01.01.200410:00 UhrPolitik, Recht & Gesellschaft

(openPR) BERLIN. Zur neuerlichen Kritik der EU-Kommission am Zwangspfand und der deshalb drohenden Klage gegen Deutschland vor dem Europäischen Gerichtshof erklärt die umweltpolitische Sprecherin und stellvertretende Vorsitzende der FDP-Bundestagsfraktion, Birgit :

Es bestehen kaum noch Zweifel, dass die EU-Kommission wegen des Zwangspfands gegen Deutschland vor dem Europäischen Gerichtshof klagen wird, wenn Trittin keine Vernunft annimmt. Zusätzlich zum durchlittenen Zwangspfand-Chaos der vergangenen Monate droht Deutschland dann also auch noch ein Zwangsgeld, für das letztlich die Steuerzahler aufkommen müssen.

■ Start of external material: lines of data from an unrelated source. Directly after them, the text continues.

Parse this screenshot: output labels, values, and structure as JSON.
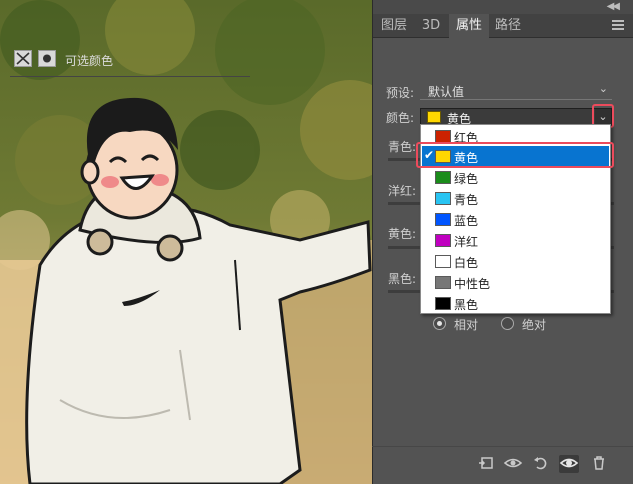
{
  "panel": {
    "tabs": [
      "图层",
      "3D",
      "属性",
      "路径"
    ],
    "active_tab": "属性",
    "title": "可选颜色"
  },
  "preset": {
    "label": "预设:",
    "value": "默认值"
  },
  "colors_field": {
    "label": "颜色:",
    "value": "黄色"
  },
  "color_options": [
    {
      "name": "红色",
      "color": "#cc2200"
    },
    {
      "name": "黄色",
      "color": "#ffd700",
      "selected": true
    },
    {
      "name": "绿色",
      "color": "#1a8c1a"
    },
    {
      "name": "青色",
      "color": "#29c4f2"
    },
    {
      "name": "蓝色",
      "color": "#0055ff"
    },
    {
      "name": "洋红",
      "color": "#c000c0"
    },
    {
      "name": "白色",
      "color": "#ffffff"
    },
    {
      "name": "中性色",
      "color": "#777777"
    },
    {
      "name": "黑色",
      "color": "#000000"
    }
  ],
  "adjust_labels": {
    "cyan": "青色:",
    "magenta": "洋红:",
    "yellow": "黄色:",
    "black": "黑色:"
  },
  "method": {
    "relative": "相对",
    "absolute": "绝对",
    "selected": "相对"
  },
  "highlight_color": "#ec4b5c",
  "selection_color": "#0874d0",
  "icons": {
    "panel_collapse": "double-chevron-icon",
    "panel_menu": "hamburger-menu-icon",
    "bottom_tools": [
      "clip-to-layer-icon",
      "view-previous-icon",
      "reset-icon",
      "visibility-eye-icon",
      "trash-icon"
    ]
  }
}
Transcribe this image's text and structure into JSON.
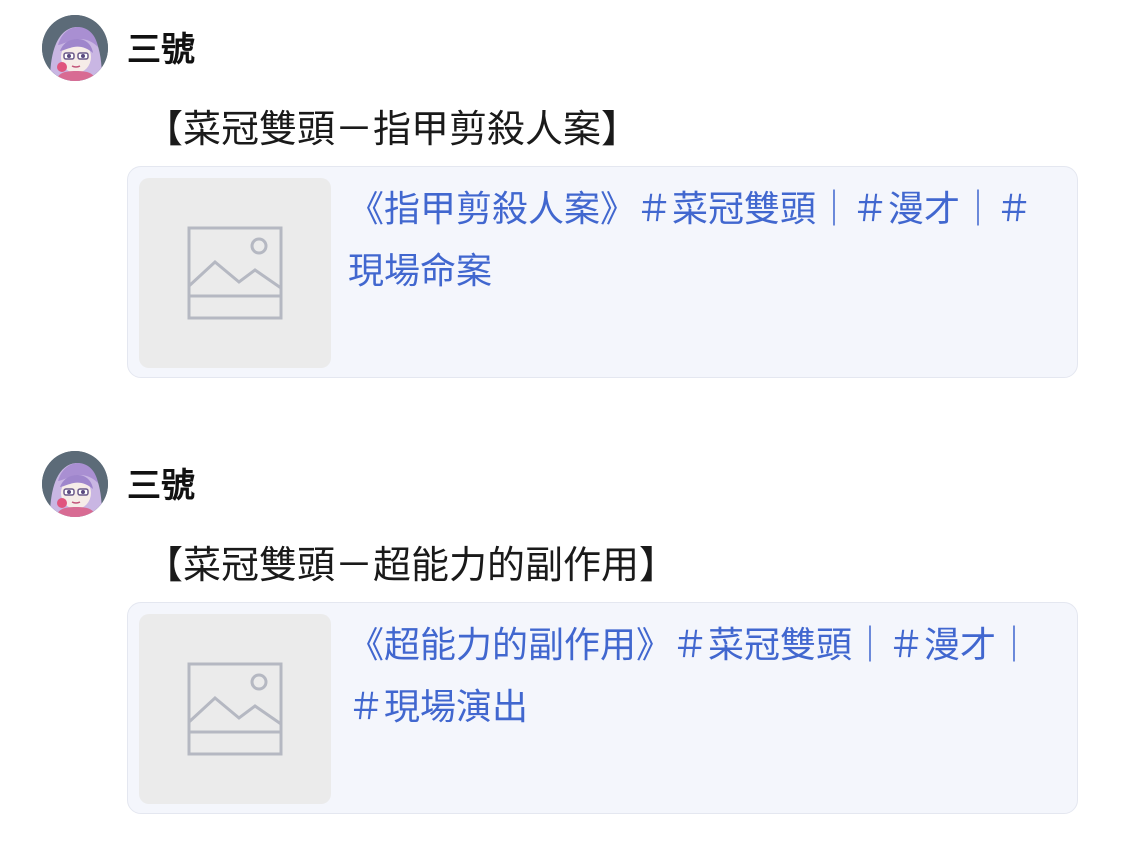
{
  "messages": [
    {
      "username": "三號",
      "avatar_icon": "anime-character-avatar-icon",
      "title": "【菜冠雙頭－指甲剪殺人案】",
      "link_preview": {
        "thumbnail_icon": "image-placeholder-icon",
        "text": "《指甲剪殺人案》＃菜冠雙頭｜＃漫才｜＃現場命案"
      }
    },
    {
      "username": "三號",
      "avatar_icon": "anime-character-avatar-icon",
      "title": "【菜冠雙頭－超能力的副作用】",
      "link_preview": {
        "thumbnail_icon": "image-placeholder-icon",
        "text": "《超能力的副作用》＃菜冠雙頭｜＃漫才｜＃現場演出"
      }
    }
  ],
  "colors": {
    "link": "#4167cf",
    "card_background": "#f4f6fc",
    "thumbnail_background": "#ebebeb",
    "placeholder_stroke": "#b5b8c2"
  }
}
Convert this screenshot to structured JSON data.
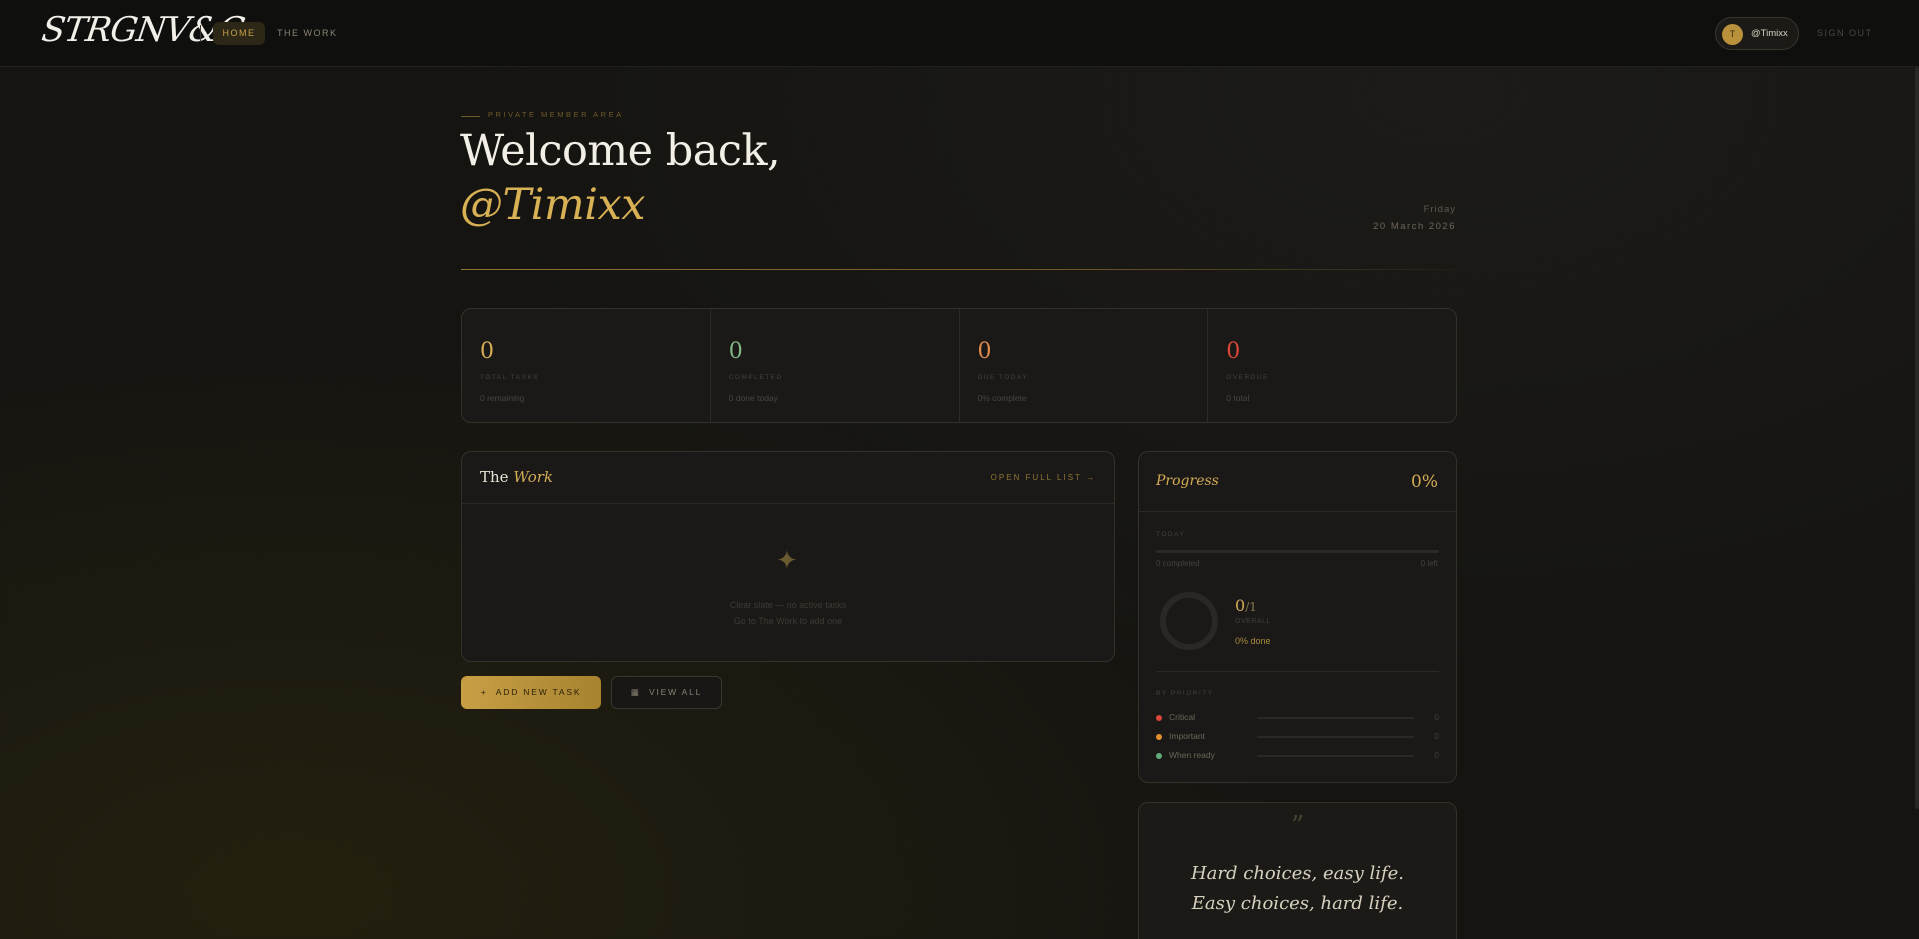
{
  "nav": {
    "logo": "STRGNV&Co",
    "home_label": "HOME",
    "work_label": "THE WORK",
    "user_initial": "T",
    "user_handle": "@Timixx",
    "signout_label": "SIGN OUT"
  },
  "hero": {
    "eyebrow": "PRIVATE MEMBER AREA",
    "welcome": "Welcome back,",
    "handle": "@Timixx",
    "day": "Friday",
    "date": "20 March 2026"
  },
  "stats": [
    {
      "value": "0",
      "label": "TOTAL TASKS",
      "sub": "0 remaining",
      "color": "#d4ac54"
    },
    {
      "value": "0",
      "label": "COMPLETED",
      "sub": "0 done today",
      "color": "#7fb885"
    },
    {
      "value": "0",
      "label": "DUE TODAY",
      "sub": "0% complete",
      "color": "#e08a4a"
    },
    {
      "value": "0",
      "label": "OVERDUE",
      "sub": "0 total",
      "color": "#d9463a"
    }
  ],
  "work": {
    "title_prefix": "The ",
    "title_em": "Work",
    "open_link": "OPEN FULL LIST →",
    "sparkle_icon": "✦",
    "empty_line1": "Clear slate — no active tasks",
    "empty_line2": "Go to The Work to add one"
  },
  "actions": {
    "add_label": "ADD NEW TASK",
    "add_icon": "+",
    "view_label": "VIEW ALL",
    "view_icon": "▦"
  },
  "progress": {
    "title": "Progress",
    "percent": "0%",
    "percent_value": 0,
    "today_label": "TODAY",
    "today_left": "0 completed",
    "today_right": "0 left",
    "ring_done": "0",
    "ring_total": "1",
    "ring_label": "OVERALL",
    "ring_pct": "0% done",
    "priority_label": "BY PRIORITY",
    "priorities": [
      {
        "name": "Critical",
        "count": "0",
        "color": "#d9463a"
      },
      {
        "name": "Important",
        "count": "0",
        "color": "#e0902e"
      },
      {
        "name": "When ready",
        "count": "0",
        "color": "#5fae7a"
      }
    ]
  },
  "quote": {
    "mark": "”",
    "line1": "Hard choices, easy life.",
    "line2": "Easy choices, hard life."
  }
}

Bereits im vergangenen Herbst hat die Kommission festgestellt, dass das Trittinsche Zwangspfand ausländischen Getränkeherstellern den Marktzugang unverhältnismäßig erschwert, ohne dass dies ökologisch zu rechtfertigen wäre. Noch immer gibt es kein bundesweites und flächendeckendes Rücknahmesystem. Und das nach über einem Jahr Zwangspfand! Auch der jüngste Zusammenschluss bestehender Rücknahmesysteme ändert nichts an der Misere, weil diese Lösung nur 10 Prozent des deutschen Einwegmarktes betrifft. Es bleibt dabei: Das Zwangspfand ist ökologisch und ökonomisch kontraproduktiv.

Angesichts der neuerlichen Diskussion auf europäischer Ebene appelliert die FDP an Bundesumweltminister Trittin, Schluss zu machen mit diesem Irrsinn und den Sofortvollzug des Zwangspfands endlich auszusetzen. Sonst droht das Zwangspfand für die Bürgerinnen und Bürger in Deutschland zur kostspieligen Liebesaffäre eines halsstarrigen Umweltministers Trittin zu werden.